Now bare with me here, I might have kinda misunderstood what a flashloan actually is. Internet tells me that it's a type of uncollaterized lending, where a smart contract takes money out of a pool, sends it to the borrower but the amount has to be paid back within the same block. If the borrower fails to pay back the loan within the same block the loan is revoked, it's as if it never happened. The nature of the blockchain as determeninistic state machine allows this to happen (state gets only really changed, once a new block is added to the blockchain, you can just say if (money_paid_back == true) {transaction == true}, and since every transaction depends on the previous ones, if one transaction in the chain does not happen, the following transactions don't happen either.)
Due to this construct everybody should now able to get any amount of money, at any point in time. Right? So... this in practice should also allow for risk free arbitrage, for everyone at any point in time. Y/N?

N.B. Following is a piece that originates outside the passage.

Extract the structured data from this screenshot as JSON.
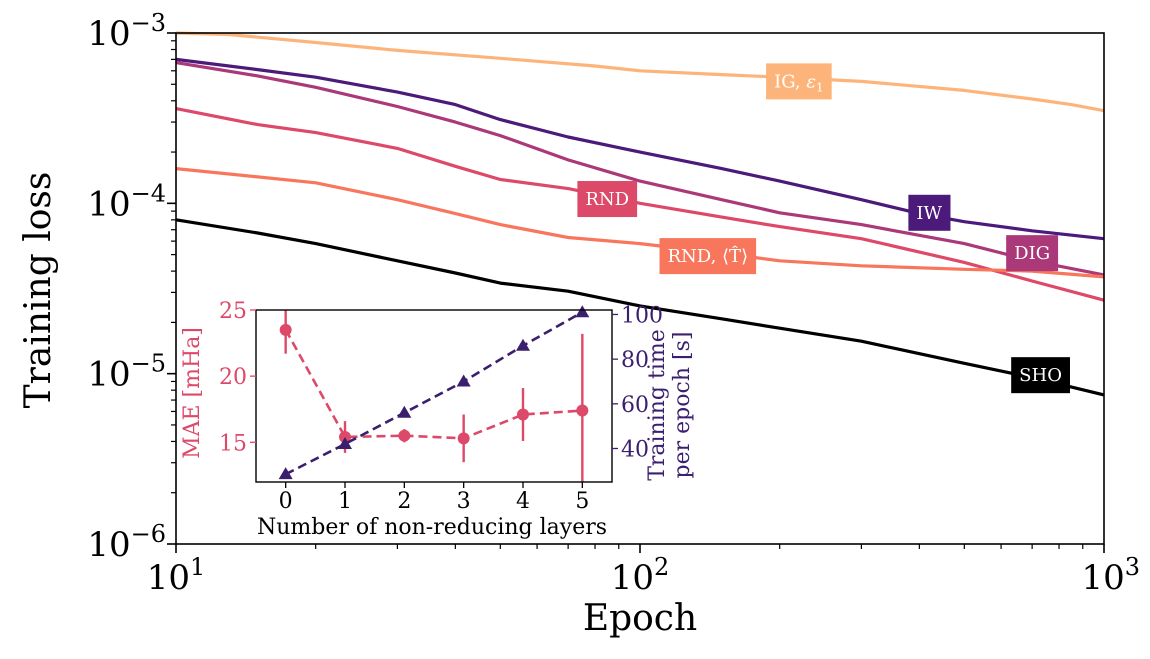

But it seems like this is not what flash loans are actually being used for, since every article I can find only talks about flash loan in the context or defi hacks/exploits, were they are being used to bombard other innocent projects with obscene amounts of money that then glitch out the internal contract logic, which then sometimes allows attackers to steal huge amounts of money.
So I don't really get what anyone get's out of offering flash loans in the first place, since it's either gonna be used to steal money, which makes the lender the middleman in a crime, or in the other case, they are technically still loosing money with every succesfull arbitrage.
I would imagine the blockchain to quickly become completly unusable as well, since every other block would get shit up with meme transactions, which would clog up the system entirely and make it impossible for every normal transaction to go through.
None of that actually happens of course, but I just don't understand why.